If the earlier trials show promise, a third phase involving a large sample group helps researchers determine with greater precision the drug's efficacy. In investigational trials, scientists may administer placebos to a control group; often the researchers themselves are not aware of which patients are receiving the medication or the placebo. FDA guidelines are designed to prevent abuses of the clinical trial system. Researchers must obtain informed consent before subjects can be included in clinical trials, meaning that participants must receive adequate information about the risks and responsibilities involved, and about treatment options available.

Any clinical trial seeking an FDA research permit must also be monitored by an Institutional Review Board, consisting of at least five people with varying backgrounds which must include a member from a nonscientific discipline and one not affiliated with the research institution in question.

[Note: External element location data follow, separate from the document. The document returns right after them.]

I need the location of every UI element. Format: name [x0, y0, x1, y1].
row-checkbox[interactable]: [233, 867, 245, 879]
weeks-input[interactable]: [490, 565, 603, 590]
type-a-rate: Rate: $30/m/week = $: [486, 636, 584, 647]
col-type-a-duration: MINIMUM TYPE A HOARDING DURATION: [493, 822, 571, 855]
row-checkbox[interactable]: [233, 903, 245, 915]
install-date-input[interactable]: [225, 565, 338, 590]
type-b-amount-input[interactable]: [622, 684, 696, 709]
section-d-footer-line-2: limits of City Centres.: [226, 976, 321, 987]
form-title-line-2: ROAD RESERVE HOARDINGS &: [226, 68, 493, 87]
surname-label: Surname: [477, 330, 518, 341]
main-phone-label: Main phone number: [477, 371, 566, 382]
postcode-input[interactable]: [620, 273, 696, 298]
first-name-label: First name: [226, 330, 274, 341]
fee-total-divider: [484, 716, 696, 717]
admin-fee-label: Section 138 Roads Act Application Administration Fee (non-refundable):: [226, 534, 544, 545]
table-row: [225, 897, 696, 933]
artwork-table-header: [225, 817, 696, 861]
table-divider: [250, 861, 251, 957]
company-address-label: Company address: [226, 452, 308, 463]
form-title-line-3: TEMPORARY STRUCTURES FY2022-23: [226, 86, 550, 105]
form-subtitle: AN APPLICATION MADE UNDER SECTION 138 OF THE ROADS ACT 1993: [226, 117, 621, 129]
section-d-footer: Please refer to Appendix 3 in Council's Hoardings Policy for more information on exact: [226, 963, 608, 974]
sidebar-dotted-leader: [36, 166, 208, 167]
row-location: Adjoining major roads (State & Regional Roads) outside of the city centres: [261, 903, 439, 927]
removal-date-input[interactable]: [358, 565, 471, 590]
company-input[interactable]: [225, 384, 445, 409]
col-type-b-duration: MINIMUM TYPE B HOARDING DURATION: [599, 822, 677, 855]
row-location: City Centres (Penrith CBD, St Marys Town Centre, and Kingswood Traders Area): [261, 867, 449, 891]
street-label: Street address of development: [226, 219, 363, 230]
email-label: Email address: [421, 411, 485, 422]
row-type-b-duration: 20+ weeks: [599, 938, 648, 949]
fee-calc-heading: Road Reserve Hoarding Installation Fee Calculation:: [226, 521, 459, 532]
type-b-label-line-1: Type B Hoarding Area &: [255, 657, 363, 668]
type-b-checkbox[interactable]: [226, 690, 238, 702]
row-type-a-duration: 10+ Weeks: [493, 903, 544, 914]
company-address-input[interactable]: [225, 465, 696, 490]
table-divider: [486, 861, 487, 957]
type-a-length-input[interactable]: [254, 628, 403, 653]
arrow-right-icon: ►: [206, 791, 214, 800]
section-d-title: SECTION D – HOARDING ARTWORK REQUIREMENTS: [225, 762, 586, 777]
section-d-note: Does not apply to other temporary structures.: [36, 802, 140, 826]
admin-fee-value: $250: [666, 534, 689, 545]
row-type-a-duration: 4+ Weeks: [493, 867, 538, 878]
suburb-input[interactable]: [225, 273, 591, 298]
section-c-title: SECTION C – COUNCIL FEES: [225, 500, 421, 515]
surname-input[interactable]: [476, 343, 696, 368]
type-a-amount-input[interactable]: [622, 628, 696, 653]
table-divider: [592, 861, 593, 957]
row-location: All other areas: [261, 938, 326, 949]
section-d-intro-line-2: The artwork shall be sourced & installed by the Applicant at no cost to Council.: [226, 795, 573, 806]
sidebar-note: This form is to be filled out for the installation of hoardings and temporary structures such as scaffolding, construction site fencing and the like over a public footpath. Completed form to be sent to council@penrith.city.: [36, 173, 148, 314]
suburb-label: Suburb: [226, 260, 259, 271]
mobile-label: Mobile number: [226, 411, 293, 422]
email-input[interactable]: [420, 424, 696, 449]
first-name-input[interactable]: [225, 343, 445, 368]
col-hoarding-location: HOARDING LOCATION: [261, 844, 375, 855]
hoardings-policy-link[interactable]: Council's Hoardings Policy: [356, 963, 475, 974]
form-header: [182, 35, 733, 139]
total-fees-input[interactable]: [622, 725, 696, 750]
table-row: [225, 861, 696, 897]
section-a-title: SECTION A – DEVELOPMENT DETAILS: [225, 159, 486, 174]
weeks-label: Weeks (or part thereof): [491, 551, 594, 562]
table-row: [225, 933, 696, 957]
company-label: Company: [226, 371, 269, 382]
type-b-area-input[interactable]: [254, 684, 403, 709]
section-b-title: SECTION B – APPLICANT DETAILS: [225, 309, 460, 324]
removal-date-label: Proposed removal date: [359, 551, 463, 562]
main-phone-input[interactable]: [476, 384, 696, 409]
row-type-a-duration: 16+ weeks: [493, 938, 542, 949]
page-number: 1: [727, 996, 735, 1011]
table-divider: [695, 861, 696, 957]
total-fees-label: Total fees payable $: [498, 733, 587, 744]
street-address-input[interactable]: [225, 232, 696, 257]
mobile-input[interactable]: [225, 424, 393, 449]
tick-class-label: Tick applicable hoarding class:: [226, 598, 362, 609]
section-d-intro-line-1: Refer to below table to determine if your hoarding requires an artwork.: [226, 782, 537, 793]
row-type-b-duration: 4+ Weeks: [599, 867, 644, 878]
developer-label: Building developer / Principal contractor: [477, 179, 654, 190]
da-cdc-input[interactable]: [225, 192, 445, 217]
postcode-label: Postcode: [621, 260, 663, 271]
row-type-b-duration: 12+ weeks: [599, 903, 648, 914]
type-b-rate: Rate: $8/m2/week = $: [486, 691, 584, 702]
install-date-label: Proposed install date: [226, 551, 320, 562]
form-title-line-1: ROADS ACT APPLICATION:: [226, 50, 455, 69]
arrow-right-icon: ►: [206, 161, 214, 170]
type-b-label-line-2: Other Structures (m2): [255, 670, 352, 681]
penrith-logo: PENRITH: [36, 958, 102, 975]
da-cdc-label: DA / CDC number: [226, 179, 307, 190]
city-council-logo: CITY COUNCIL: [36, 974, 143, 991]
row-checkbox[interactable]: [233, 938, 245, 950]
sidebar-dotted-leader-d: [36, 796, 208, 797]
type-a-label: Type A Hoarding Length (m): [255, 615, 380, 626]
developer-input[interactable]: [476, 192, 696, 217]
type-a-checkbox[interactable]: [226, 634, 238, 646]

Such trials, which can be very costly, are often funded by the drug companies which want to push the product on to the market. The payoff can be big but very infrequent. The Pharmaceutical Research and Manufacturers Association in Washington, D.C., estimates that only five in several thousands of compounds that enter preclinical testing ever make it to trials involving humans. Of those five, only one will ever reach the pharmacy shelf after the necessary approvals.  The federal government provides major funding for clinical trials through organizations such as the National Cancer Institute. But most of such clinical trials are neutral, i.e. they do not favor any particular pharmaceutical company over another. Thus, clinical trials are part of the progress we need to make in the world of science and to provide better medical drugs available to the evolving diseases out in the world!!